ALOJAMENTO, HORÁRIOS E ROTINAS

ALIMENTAÇÃO E CUIDADOS PESSOAIS

NORMA XII

ALOJAMENTO

  1. O Lar funciona em regime de internato e de forma permanente;

  2. Cabe ao Lar garantir a segurança, protecção e condições habitacionais, assim como a manutenção dos espaços;

  3. A cada criança/jovem é garantido espaço e bens pessoais de acordo com a sua idade e necessidades.

NORMA XIII

HORÁRIOS E ROTINAS

  1. Os horários e as rotinas são construídos de acordo com as idades e circunstâncias das crianças/jovens;

  2. Os horários de levantar e deitar variam de acordo com as idades, actividades escolares, extra curriculares e as necessidades de cada criança/jovem;

  3. Existem horários de estudo diários, de acordo com as necessidades e disponibilidade das crianças/jovens;

  4. As crianças/jovens têm tempo livre diário;

  5. O horário das visitas não é estático e é definido, caso a caso, com a colaboração de todos os intervenientes, tendo em conta o interesse das crianças/jovens acolhidas;

  6. As crianças/jovens, mediante solicitação, e de acordo com a idade e responsabilidade, podem dispor de tempo para conviver com os seus pares;

  7. O não cumprimento do horário estabelecido com a criança/jovem é susceptível de consequência, que poderá passar pela limitação de saídas futuras;

  8. As crianças/jovens participam na organização e (referir algumas tarefas domésticas, por exemplo, limpeza do próprio quarto, pôr e levantar a mesa, estender roupa para secar, dobrar a roupa após secagem…), de acordo com a sua idade e capacidade.

NORMA XIV

ALIMENTAÇÃO

  1. São fornecidas as refeições principais, pequeno-almoço, almoço, lanche e jantar, de acordo com as idades e necessidades de cada criança/jovem, assim como, nos intervalos destas refeições as crianças/jovens têm acesso, sob orientação, a todos os bens alimentares disponíveis;

  2. A constituição das ementas respeita as orientações de um nutricionista, sendo o mapa semanal das ementas afixado;

  3. As refeições sempre que possível, são tomadas em conjunto, sendo um momento privilegiado para conversar sobre o dia-a-dia, para estabelecimento de laços afectivos e de proximidade;

  4. As refeições são ainda momentos de aquisição de regras e posturas de estar à mesa.

NORMA XV

CUIDADOS PESSOAIS

  1. São promovidos hábitos de higiene pessoais, nomeadamente, higiene corporal e oral;

  2. O Lar disponibiliza o vestuário e calçado, assim como outros acessórios, respeitando o gosto e preferências de cada criança/jovem;

  3. As peças de vestuário e calçado de cada criança/jovem, quer trazidas aquando da admissão quer atribuídas pela Instituição, são devidamente identificadas, no respeito pela sua individualidade;

  4. O Lar assegura o tratamento das roupas pessoais;

  5. Na óptica da aquisição de competências e de pré autonomização as crianças/jovens participam no tratamento das roupas pessoais, de acordo com a sua idade.


CAPÍTULO V

ACOMPANHAMENTO E DESENVOLVIMENTO INDIVIDUAL, AUTONOMIZAÇÃO E INTEGRAÇÃO SOCIAL E FAMILIAR

NORMA XVI

ACOMPANHAMENTO E DESENVOLVIMENTO INDIVIDUAL

O acompanhamento das crianças/jovens abrange diferentes níveis: clínico, escolar e pedagógico, pessoal, social e afectivo, psicológico e ainda económico e profissional.
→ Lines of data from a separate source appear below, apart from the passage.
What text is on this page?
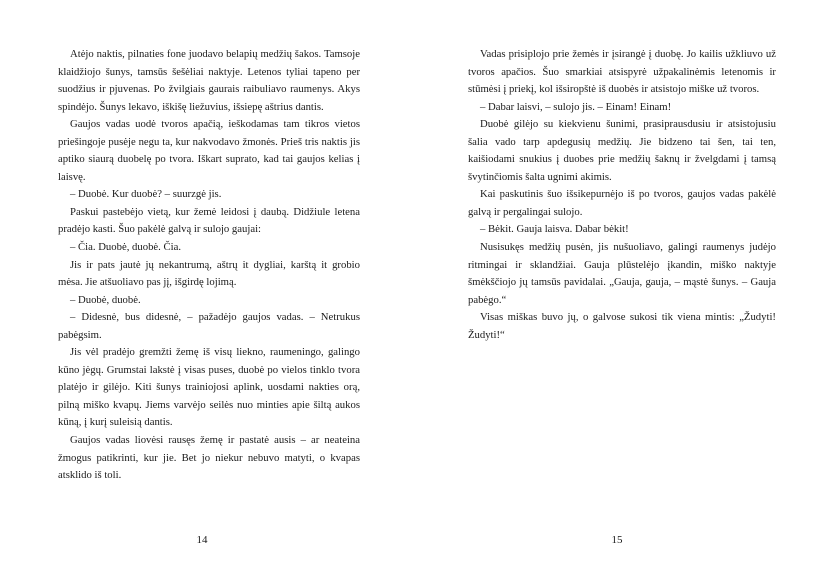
Atėjo naktis, pilnaties fone juodavo belapių medžių šakos. Tamsoje klaidžiojo šunys, tamsūs šešėliai naktyje. Letenos tyliai tapeno per suodžius ir pjuvenas. Po žvilgiais gaurais raibuliavo raumenys. Akys spindėjo. Šunys lekavo, iškišę liežuvius, išsiepę aštrius dantis.

Gaujos vadas uodė tvoros apačią, ieškodamas tam tikros vietos priešingoje pusėje negu ta, kur nakvodavo žmonės. Prieš tris naktis jis aptiko siaurą duobelę po tvora. Iškart suprato, kad tai gaujos kelias į laisvę.

– Duobė. Kur duobė? – suurzgė jis.

Paskui pastebėjo vietą, kur žemė leidosi į daubą. Didžiule letena pradėjo kasti. Šuo pakėlė galvą ir sulojo gaujai:

– Čia. Duobė, duobė. Čia.

Jis ir pats jautė jų nekantrumą, aštrų it dygliai, karštą it grobio mėsa. Jie atšuoliavo pas jį, išgirdę lojimą.

– Duobė, duobė.

– Didesnė, bus didesnė, – pažadėjo gaujos vadas. – Netrukus pabėgsim.

Jis vėl pradėjo gremžti žemę iš visų liekno, raumeningo, galingo kūno jėgų. Grumstai lakstė į visas puses, duobė po vielos tinklo tvora platėjo ir gilėjo. Kiti šunys trainiojosi aplink, uosdami nakties orą, pilną miško kvapų. Jiems varvėjo seilės nuo minties apie šiltą aukos kūną, į kurį suleisią dantis.

Gaujos vadas liovėsi rausęs žemę ir pastatė ausis – ar neateina žmogus patikrinti, kur jie. Bet jo niekur nebuvo matyti, o kvapas atsklido iš toli.

14

Vadas prisiplojo prie žemės ir įsirangė į duobę. Jo kailis užkliuvo už tvoros apačios. Šuo smarkiai atsispyrė užpakalinėmis letenomis ir stūmėsi į priekį, kol išsiropštė iš duobės ir atsistojo miške už tvoros.

– Dabar laisvi, – sulojo jis. – Einam! Einam!

Duobė gilėjo su kiekvienu šunimi, prasiprausdusiu ir atsistojusiu šalia vado tarp apdegusių medžių. Jie bidzeno tai šen, tai ten, kaišiodami snukius į duobes prie medžių šaknų ir žvelgdami į tamsą švytinčiomis šalta ugnimi akimis.

Kai paskutinis šuo išsikepurnėjo iš po tvoros, gaujos vadas pakėlė galvą ir pergalingai sulojo.

– Bėkit. Gauja laisva. Dabar bėkit!

Nusisukęs medžių pusėn, jis nušuoliavo, galingi raumenys judėjo ritmingai ir sklandžiai. Gauja plūstelėjo įkandin, miško naktyje šmėkščiojo jų tamsūs pavidalai. „Gauja, gauja, – mąstė šunys. – Gauja pabėgo.“

Visas miškas buvo jų, o galvose sukosi tik viena mintis: „Žudyti! Žudyti!“

15
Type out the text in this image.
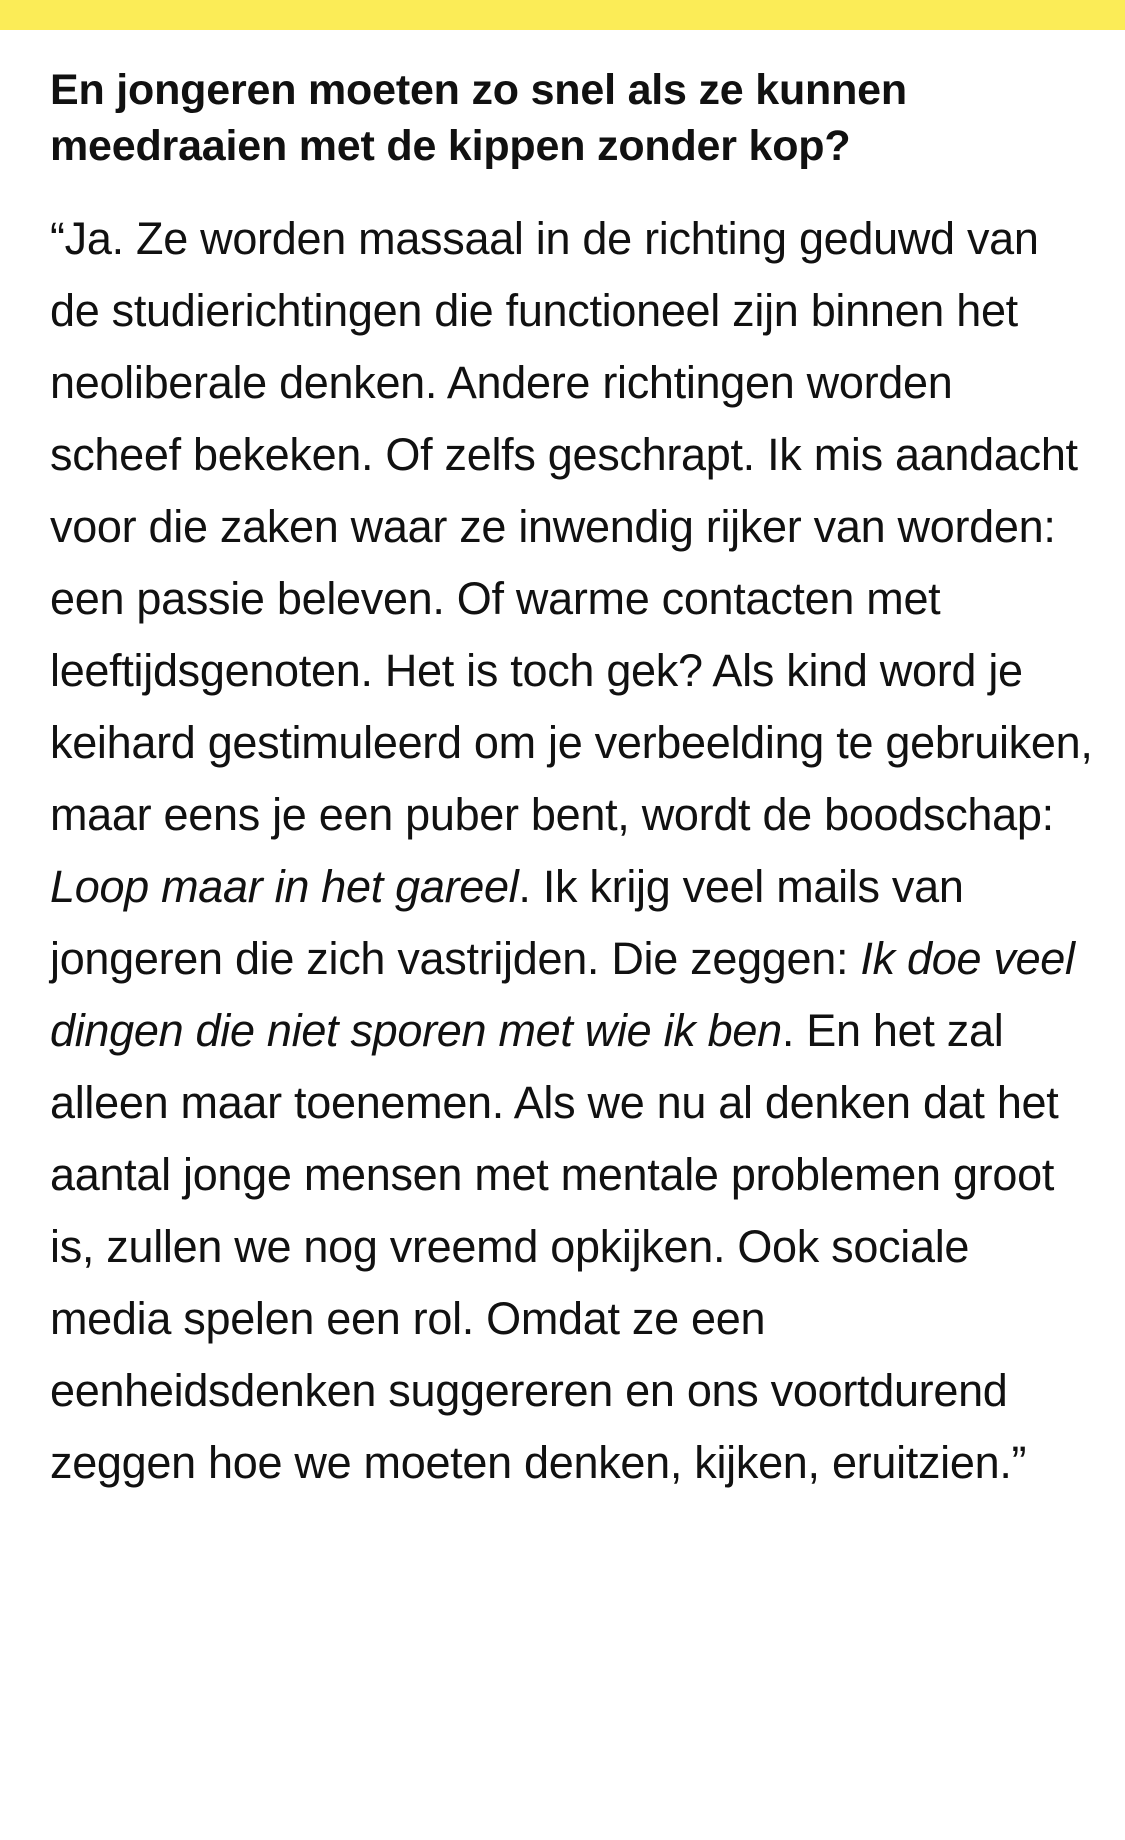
En jongeren moeten zo snel als ze kunnen meedraaien met de kippen zonder kop?

“Ja. Ze worden massaal in de richting geduwd van de studierichtingen die functioneel zijn binnen het neoliberale denken. Andere richtingen worden scheef bekeken. Of zelfs geschrapt. Ik mis aandacht voor die zaken waar ze inwendig rijker van worden: een passie beleven. Of warme contacten met leeftijdsgenoten. Het is toch gek? Als kind word je keihard gestimuleerd om je verbeelding te gebruiken, maar eens je een puber bent, wordt de boodschap: Loop maar in het gareel. Ik krijg veel mails van jongeren die zich vastrijden. Die zeggen: Ik doe veel dingen die niet sporen met wie ik ben. En het zal alleen maar toenemen. Als we nu al denken dat het aantal jonge mensen met mentale problemen groot is, zullen we nog vreemd opkijken. Ook sociale media spelen een rol. Omdat ze een eenheidsdenken suggereren en ons voortdurend zeggen hoe we moeten denken, kijken, eruitzien.”
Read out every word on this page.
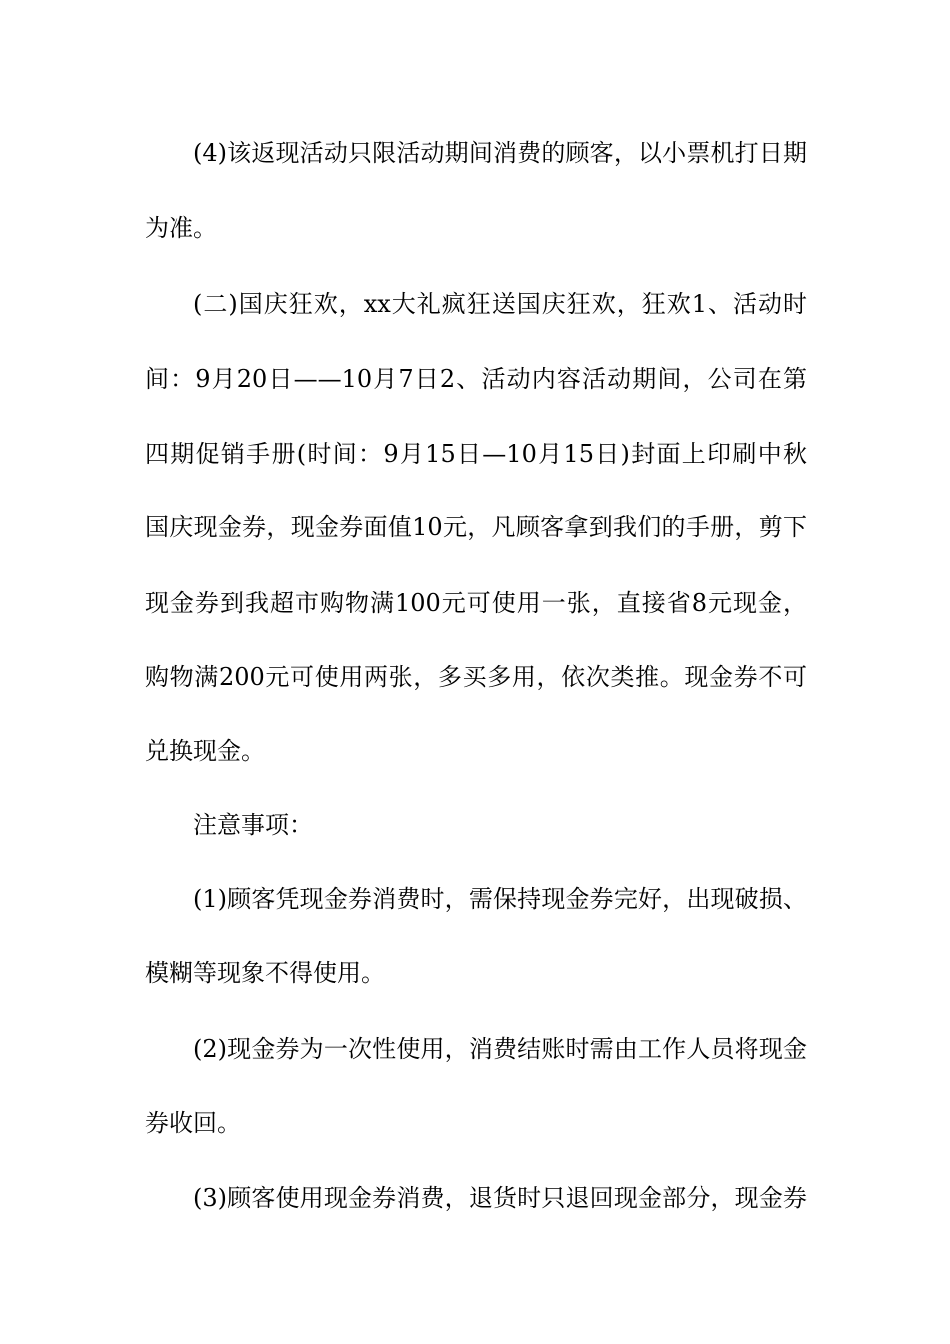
(4)该返现活动只限活动期间消费的顾客，以小票机打日期
为准。
(二)国庆狂欢，xx大礼疯狂送国庆狂欢，狂欢1、活动时
间：9月20日——10月7日2、活动内容活动期间，公司在第
四期促销手册(时间：9月15日—10月15日)封面上印刷中秋
国庆现金券，现金券面值10元，凡顾客拿到我们的手册，剪下
现金券到我超市购物满100元可使用一张，直接省8元现金，
购物满200元可使用两张，多买多用，依次类推。现金券不可
兑换现金。
注意事项：
(1)顾客凭现金券消费时，需保持现金券完好，出现破损、
模糊等现象不得使用。
(2)现金券为一次性使用，消费结账时需由工作人员将现金
券收回。
(3)顾客使用现金券消费，退货时只退回现金部分，现金券
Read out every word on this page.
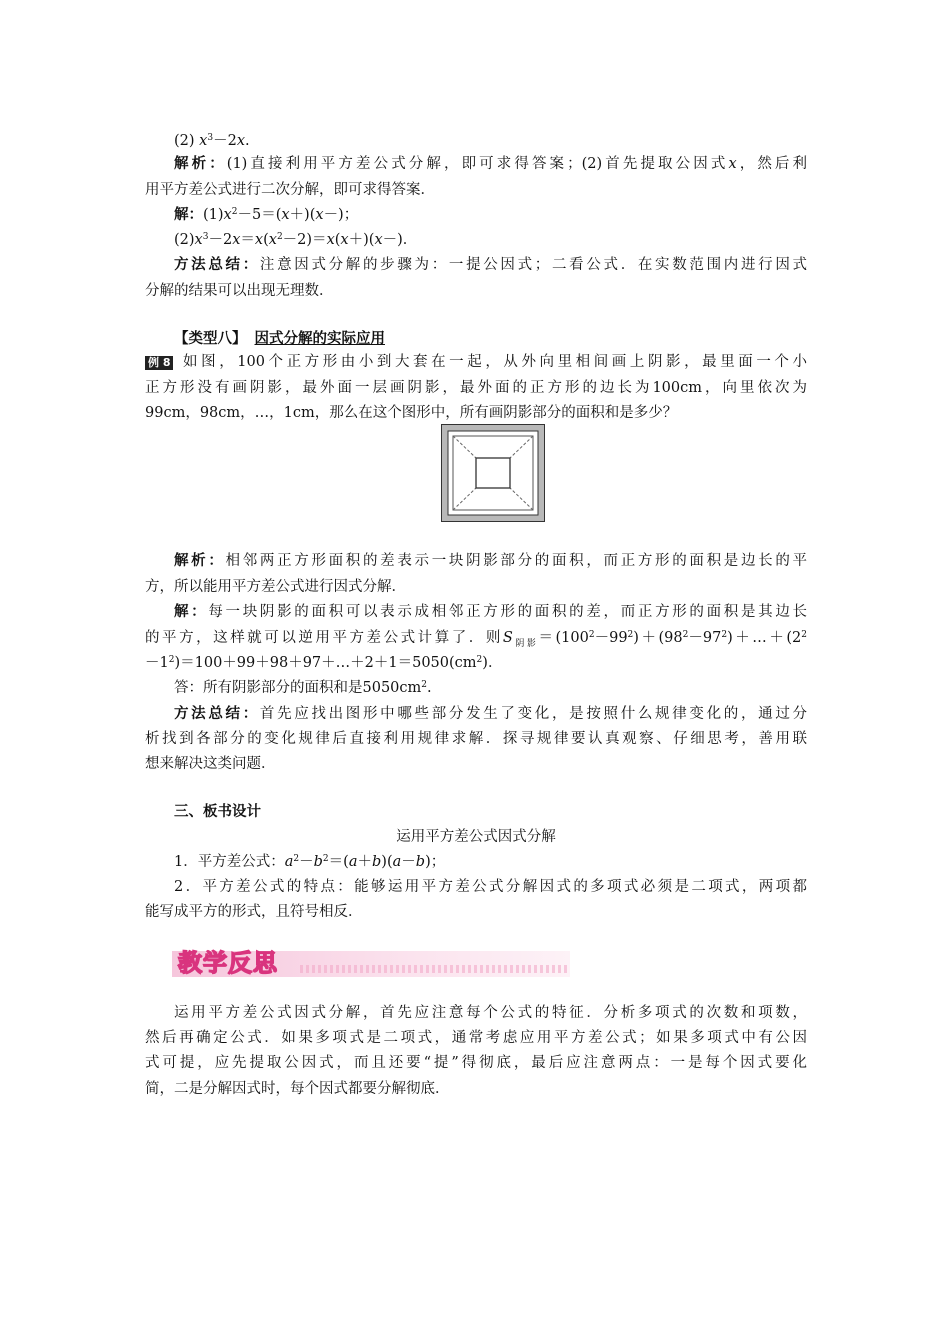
(2) $x^3-2x$.
解析：(1)直接利用平方差公式分解，即可求得答案；(2)首先提取公因式x，然后利
用平方差公式进行二次分解，即可求得答案．
解：$(1)x^2-5=(x+)(x-)$；
$(2)x^3-2x=x(x^2-2)=x(x+)(x-)$．
方法总结：注意因式分解的步骤为：一提公因式；二看公式．在实数范围内进行因式
分解的结果可以出现无理数．
【类型八】 因式分解的实际应用
例 8 如图，100个正方形由小到大套在一起，从外向里相间画上阴影，最里面一个小
正方形没有画阴影，最外面一层画阴影，最外面的正方形的边长为100cm，向里依次为
99cm，98cm，…，1cm，那么在这个图形中，所有画阴影部分的面积和是多少？
解析：相邻两正方形面积的差表示一块阴影部分的面积，而正方形的面积是边长的平
方，所以能用平方差公式进行因式分解．
解：每一块阴影的面积可以表示成相邻正方形的面积的差，而正方形的面积是其边长
的平方，这样就可以逆用平方差公式计算了．则$S_{阴影}=(100^2-99^2)+(98^2-97^2)+\dots+(2^2$
$-1^2)=100+99+98+97+\dots+2+1=5050(cm^2)$．
答：所有阴影部分的面积和是$5050cm^2$.
方法总结：首先应找出图形中哪些部分发生了变化，是按照什么规律变化的，通过分
析找到各部分的变化规律后直接利用规律求解．探寻规律要认真观察、仔细思考，善用联
想来解决这类问题．
三、板书设计
运用平方差公式因式分解
1．平方差公式：$a^2-b^2=(a+b)(a-b)$；
2．平方差公式的特点：能够运用平方差公式分解因式的多项式必须是二项式，两项都
能写成平方的形式，且符号相反．
教学反思
运用平方差公式因式分解，首先应注意每个公式的特征．分析多项式的次数和项数，
然后再确定公式．如果多项式是二项式，通常考虑应用平方差公式；如果多项式中有公因
式可提，应先提取公因式，而且还要“提”得彻底，最后应注意两点：一是每个因式要化
简，二是分解因式时，每个因式都要分解彻底．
  1. Acompanhamento clínico

  • Todas as crianças/jovens são inscritas num Centro de Saúde e beneficiam dos cuidados de Médico de Família;

  • Todas as crianças/jovens cumprem o Plano Nacional de Vacinação sob orientação médica;

  • A todas as crianças/jovens são facultadas, quando necessário, consultas de especialidade e os respectivos meios auxiliares de diagnóstico;

  • A todas as crianças/jovens são facultadas as ajudas técnicas necessárias.

  1. Acompanhamento escolar e pedagógico

  • Todas as crianças/jovens são acompanhadas em termos escolares, existindo horários de estudo diários, de acordo com as suas disponibilidades, necessidades e potencialidades;

  • São proporcionados apoios educativos individualizados;

  • São contactados os estabelecimentos de ensino regularmente com o intuito de acompanhar e conhecer a evolução escolar das crianças/jovens;

  • São disponibilizados às crianças/jovens recursos diversificados e actividades de apoio às tarefas escolares que estimulem o desenvolvimento e aprendizagens de cada um;

  • Às crianças/jovens são disponibilizadas actividades extra curriculares e comunitárias que promovam a sua inserção social, de acordo com as suas preferências, necessidades e potencialidades;

  • O processo escolar das crianças/jovens é analisado em equipa para definição das estratégias conducentes à promoção da aprendizagem.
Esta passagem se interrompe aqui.